Friday, February 15, 2019

Tales from Peladon


Jo, Alpha Centauri and Izlyr discuss affairs of state in the 
fondly remembered THE CURSE OF PELADON.

IN the first serial, the medieval and superstitious planet of Peladon -  led by its young king (David Troughton) - is on the verge of joining the Galactic Federation. High Priest Hepesh (Geoffrey Toone) is opposed, warning that the curse of Aggedor, the Royal Beast of Peladon, will bring doom upon such sacrilege. After the TARDIS gives The Doctor (Jon Pertwee) and Jo (Katy Manning) an ignominious entry, they are taken to the throne room where the delegates are gathered: Alpha Centauri (Stuart Fell, voiced by Ysanne Churchman), Arcturus (Murphy Grumbar, voiced by Terry Bale), together with Lord Izlyr (Alan Bennion) and Ssorg (Sonny Caldinez) of the Ice Warriors. The Doctor is mistaken for the delegate from Earth, and introduces Jo as "Princess Josephine of TARDIS," a neutral royal observer. Exploring the tunnels under the palace, The Doctor runs into Aggedor, a very real creature that can be tamed with a Venusian lullaby. After Hepesh and Arcturus are revealed as saboteurs - and Arcturus is blasted by Ssorg's sonic gun - Hepesh retreats to the tunnels and forms a rebellion.
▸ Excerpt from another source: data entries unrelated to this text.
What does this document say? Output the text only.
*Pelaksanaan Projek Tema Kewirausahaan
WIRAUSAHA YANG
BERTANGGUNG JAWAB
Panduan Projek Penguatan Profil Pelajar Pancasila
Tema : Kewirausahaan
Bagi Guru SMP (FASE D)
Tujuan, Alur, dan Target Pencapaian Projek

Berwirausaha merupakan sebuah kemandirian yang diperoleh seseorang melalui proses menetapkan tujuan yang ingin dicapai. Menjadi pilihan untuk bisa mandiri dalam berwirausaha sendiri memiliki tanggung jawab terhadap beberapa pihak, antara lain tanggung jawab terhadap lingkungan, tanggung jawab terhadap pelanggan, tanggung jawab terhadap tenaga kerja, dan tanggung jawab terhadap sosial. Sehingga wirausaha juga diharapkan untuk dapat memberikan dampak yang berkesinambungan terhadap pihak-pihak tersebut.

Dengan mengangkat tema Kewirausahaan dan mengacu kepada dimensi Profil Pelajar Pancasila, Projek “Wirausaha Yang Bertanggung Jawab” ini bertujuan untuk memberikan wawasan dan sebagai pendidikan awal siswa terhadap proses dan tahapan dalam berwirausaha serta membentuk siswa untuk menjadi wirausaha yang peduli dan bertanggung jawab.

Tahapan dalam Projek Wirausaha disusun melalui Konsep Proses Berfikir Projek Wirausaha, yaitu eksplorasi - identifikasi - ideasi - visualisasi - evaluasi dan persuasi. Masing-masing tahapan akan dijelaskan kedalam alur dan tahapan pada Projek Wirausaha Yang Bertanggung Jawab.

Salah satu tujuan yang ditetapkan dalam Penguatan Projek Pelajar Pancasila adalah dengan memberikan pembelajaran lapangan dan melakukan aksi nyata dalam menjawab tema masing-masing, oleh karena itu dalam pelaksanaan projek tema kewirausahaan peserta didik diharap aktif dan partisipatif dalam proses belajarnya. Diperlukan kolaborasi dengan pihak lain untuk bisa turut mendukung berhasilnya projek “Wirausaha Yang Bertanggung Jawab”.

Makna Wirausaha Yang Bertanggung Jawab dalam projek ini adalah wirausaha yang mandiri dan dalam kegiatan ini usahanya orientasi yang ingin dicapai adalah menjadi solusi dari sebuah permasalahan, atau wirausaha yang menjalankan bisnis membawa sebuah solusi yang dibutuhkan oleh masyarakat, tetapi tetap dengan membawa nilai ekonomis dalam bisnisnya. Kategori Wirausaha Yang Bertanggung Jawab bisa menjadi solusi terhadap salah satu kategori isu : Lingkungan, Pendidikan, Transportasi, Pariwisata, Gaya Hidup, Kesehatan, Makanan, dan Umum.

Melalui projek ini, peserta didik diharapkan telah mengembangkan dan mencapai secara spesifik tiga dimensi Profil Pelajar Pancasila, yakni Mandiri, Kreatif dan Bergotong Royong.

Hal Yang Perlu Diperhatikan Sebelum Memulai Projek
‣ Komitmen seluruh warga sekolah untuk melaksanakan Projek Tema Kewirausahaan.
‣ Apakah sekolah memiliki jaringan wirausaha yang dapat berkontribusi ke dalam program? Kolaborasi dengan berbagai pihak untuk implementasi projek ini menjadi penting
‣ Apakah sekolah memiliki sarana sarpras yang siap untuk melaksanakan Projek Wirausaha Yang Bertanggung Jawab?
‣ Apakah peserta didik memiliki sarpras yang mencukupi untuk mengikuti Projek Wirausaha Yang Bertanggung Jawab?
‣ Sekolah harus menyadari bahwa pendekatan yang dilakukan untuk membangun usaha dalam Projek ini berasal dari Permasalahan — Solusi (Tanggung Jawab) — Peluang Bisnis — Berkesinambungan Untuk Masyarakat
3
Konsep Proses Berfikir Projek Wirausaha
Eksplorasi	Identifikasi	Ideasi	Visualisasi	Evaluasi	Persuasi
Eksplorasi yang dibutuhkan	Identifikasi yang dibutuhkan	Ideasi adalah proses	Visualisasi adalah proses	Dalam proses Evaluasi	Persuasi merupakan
THE CURSE OF PELADON is a diverse four-parter, mixing monsters and political intrigue with more than a passing nod to the UK being on the brink of joining the EEC after over a decade of negotiations. Playing out within the science versus progress debate, there is also an emotional core of a young monarch yearning for his bride against more pressing duties. The execution of the creatures are a mixed bag, but overall successful in creating real characters behind the masks: Alpha Centauri is a nervous, shuffling phallicesque mass that was instructed by director Lennie Mayne to sound like a gay civil servant, and Arcturus is one of the most bizarre Time Lord adversaries (an abrasive tentacled skull encased in an elaborate survival cell). Aggedor is too small to be threatening, the Royal Beast further undermined by its tepid taming, leaving the Ice Warriors to slowly go about their business as reformed characters.

Terrance Dick's Target novel of THE MONSTER OF PELADON, released in December 1980.

THE CURSE OF PELADON was broadcast during the 1972 UK Miners Strike, which led to many parts of the country undergoing scheduled power cuts. This accounted for a drop in viewers for the last two episodes, and such industrial action inspired the sequel THE MONSTER OF PELADON. Here, a power struggle is in place between Trisilicate miners (sporting Badger hairstyles) and the ruling class, with the workmen calling for improved conditions. Queen Thalira (Nina Thomas) - daughter of the late King Peladon - is sympathetic, but knows her planet is vital to supply the war effort of the Galactic Federation, who are in conflict with Galaxy 5. The Doctor (Pertwee) and Sarah Jane Smith (Elisabeth Sladen) arrive at the Citadel, and an apparition of Aggedor has been causing deaths underground. It transpires that human engineer Eckersley (Donald Gee) has created the spirit with the use of a matter projector and heat ray, and is in league with renegade Ice Warriors led by Commander Azaxyr (a returning Alan Bennion), in a plot to seize Trisilicate for Galaxy 5.

Again written by Brian Hayles and helmed by Lennie Mayne, to call THE MONSTER OF PELADON a sequel is overly generous, as it is just a drawn out six-part retread with major liberties. Set fifty years after the first adventure, Alpha Centauri and the real Aggedor are still present, and it seems particularly sloppy to duplicate The Ice Warriors so centrally. But the biggest coincidence is that the mineral Trisilicate - which The Doctor explained in THE CURSE OF PELADON to be exclusive to Mars - is now in such abundance on an alien world. Even Pertwee, in his penultimate serial, seems unenthusiastic, with Sarah Jane left with nothing to do apart from share a limp monologue on women's lib with Thalira and play hostage.